The short-lived token with refresh approach wins for production systems because it balances security, performance, and operational complexity. You get fast API responses, secure revocation, and manageable state.

Key Takeaways

  • Token expiry is not optional - permanent tokens are permanent security risks
  • Refresh token rotation turns credential theft into immediate detection and mitigation
  • Short access tokens minimize the blast radius of any compromise without impacting performance
  • Stateless authentication requires stateful session management for proper revocation
  • Database sessions are faster and more reliable than growing blacklists for revocation
  • Cleanup jobs prevent session storage from growing unbounded over time
  • Atomic operations ensure refresh token rotation cannot leave the system in an inconsistent state
  • Device tracking helps with forensics and suspicious activity detection

The counterintuitive lesson: making authentication more complex (two token types, refresh flows, session storage) actually makes the system more secure and more performant than simple permanent tokens. Security isn’t about avoiding complexity - it’s about managing complexity in the right places.

Frequently Asked Questions

Q: Why not just make JWT access tokens last 24 hours?
A: Even 24-hour tokens mean a terminated employee has up to 24 hours of continued access. For sensitive systems, that window is unacceptable. The refresh pattern gives you sub-15-minute revocation with the same user experience.

Q: Can’t I just store a “revoked” flag on the JWT payload?
A: No, JWT tokens are immutable once issued. You cannot modify the payload without invalidating the signature. The only way to “revoke” information in a JWT is through external systems like blacklists or session stores.

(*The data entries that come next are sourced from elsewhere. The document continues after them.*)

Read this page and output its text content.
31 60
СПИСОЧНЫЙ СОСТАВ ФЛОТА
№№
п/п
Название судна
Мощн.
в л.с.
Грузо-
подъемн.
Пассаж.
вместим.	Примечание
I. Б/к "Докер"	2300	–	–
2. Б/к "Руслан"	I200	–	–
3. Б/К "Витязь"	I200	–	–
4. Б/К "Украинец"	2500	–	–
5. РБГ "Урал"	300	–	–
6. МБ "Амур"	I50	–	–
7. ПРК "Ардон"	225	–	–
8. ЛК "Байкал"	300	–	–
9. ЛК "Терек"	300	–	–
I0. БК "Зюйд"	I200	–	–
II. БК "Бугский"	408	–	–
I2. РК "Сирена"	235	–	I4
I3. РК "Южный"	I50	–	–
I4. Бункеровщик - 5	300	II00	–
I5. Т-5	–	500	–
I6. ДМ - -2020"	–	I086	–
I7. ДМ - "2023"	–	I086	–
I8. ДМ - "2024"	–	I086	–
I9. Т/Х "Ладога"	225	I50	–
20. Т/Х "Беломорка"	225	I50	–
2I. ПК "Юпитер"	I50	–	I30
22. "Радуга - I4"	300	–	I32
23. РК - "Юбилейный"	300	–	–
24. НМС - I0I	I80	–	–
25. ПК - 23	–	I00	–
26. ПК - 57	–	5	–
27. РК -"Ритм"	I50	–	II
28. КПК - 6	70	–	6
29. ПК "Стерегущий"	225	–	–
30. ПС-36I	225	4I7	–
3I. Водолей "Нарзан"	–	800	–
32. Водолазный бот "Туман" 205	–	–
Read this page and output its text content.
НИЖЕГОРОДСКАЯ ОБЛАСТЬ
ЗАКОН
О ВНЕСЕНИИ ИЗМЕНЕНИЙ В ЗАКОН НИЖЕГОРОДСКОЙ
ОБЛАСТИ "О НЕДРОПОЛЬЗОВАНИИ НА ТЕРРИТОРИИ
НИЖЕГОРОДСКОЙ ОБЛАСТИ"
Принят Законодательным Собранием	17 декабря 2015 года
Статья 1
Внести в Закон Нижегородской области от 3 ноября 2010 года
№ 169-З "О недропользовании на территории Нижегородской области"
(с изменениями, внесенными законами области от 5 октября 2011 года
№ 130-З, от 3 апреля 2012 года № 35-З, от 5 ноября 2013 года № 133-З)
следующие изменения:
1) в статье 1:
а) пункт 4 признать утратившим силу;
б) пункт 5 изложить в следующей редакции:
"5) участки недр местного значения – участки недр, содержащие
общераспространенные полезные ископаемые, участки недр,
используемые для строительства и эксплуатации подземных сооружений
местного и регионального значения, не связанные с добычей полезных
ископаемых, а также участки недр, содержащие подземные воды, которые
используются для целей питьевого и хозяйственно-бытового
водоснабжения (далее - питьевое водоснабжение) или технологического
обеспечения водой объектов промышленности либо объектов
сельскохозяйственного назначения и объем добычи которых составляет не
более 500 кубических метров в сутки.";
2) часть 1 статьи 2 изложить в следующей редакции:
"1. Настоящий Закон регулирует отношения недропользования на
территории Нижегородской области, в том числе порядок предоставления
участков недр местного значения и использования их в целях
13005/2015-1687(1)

Q: What if the refresh token is stolen?
A: With rotation, a stolen refresh token becomes useless after the legitimate user refreshes their access token. Without rotation, you need to monitor for unusual refresh patterns and implement device fingerprinting.

Q: How do I handle refresh failures on the client?
A: Treat refresh failures as logout events. Clear local storage, redirect to login, and optionally notify the user. Most failures indicate token theft, revocation, or expiration - all cases where re-authentication is appropriate.

Q: Should refresh tokens be stored in localStorage or httpOnly cookies?
A: HttpOnly cookies are more secure against XSS attacks, but localStorage works better for SPAs and mobile apps. If using cookies, enable SameSite and Secure flags. If using localStorage, implement Content Security Policy.

Q: How long should cleanup jobs retain expired sessions?
A: Retain for 1-7 days after expiration to handle clock skew and provide forensic data. Longer retention helps with incident investigation but increases storage costs.

Interview Questions

Q: Design a JWT authentication system that can instantly revoke access for any user.
Expected depth: Discuss short-lived access tokens, refresh token patterns, session storage design, and revocation mechanisms. Cover the tradeoffs between stateless JWTs and stateful session management.

Q: How would you detect if a refresh token has been stolen and used by an attacker?
Expected depth: Explain token rotation, device fingerprinting, IP address monitoring, and refresh pattern analysis. Discuss how rotation makes theft detection automatic.

Q: A client application goes offline for 2 hours, then comes back online. How does token refresh work?
Expected depth: Cover refresh token expiration, grace periods, background refresh, and user experience during connectivity issues. Discuss exponential backoff and offline token caching.

Q: Your authentication system needs to support both web browsers and mobile apps. How do you handle token storage securely?
Expected depth: Compare httpOnly cookies vs localStorage vs mobile keychain storage. Discuss XSS/CSRF protections, token binding, and platform-specific security considerations.

Q: How do you implement “remember me” functionality with short-lived JWT tokens?
Expected depth: Discuss longer-lived refresh tokens, device trust levels, step-up authentication for sensitive operations, and the security implications of extended sessions.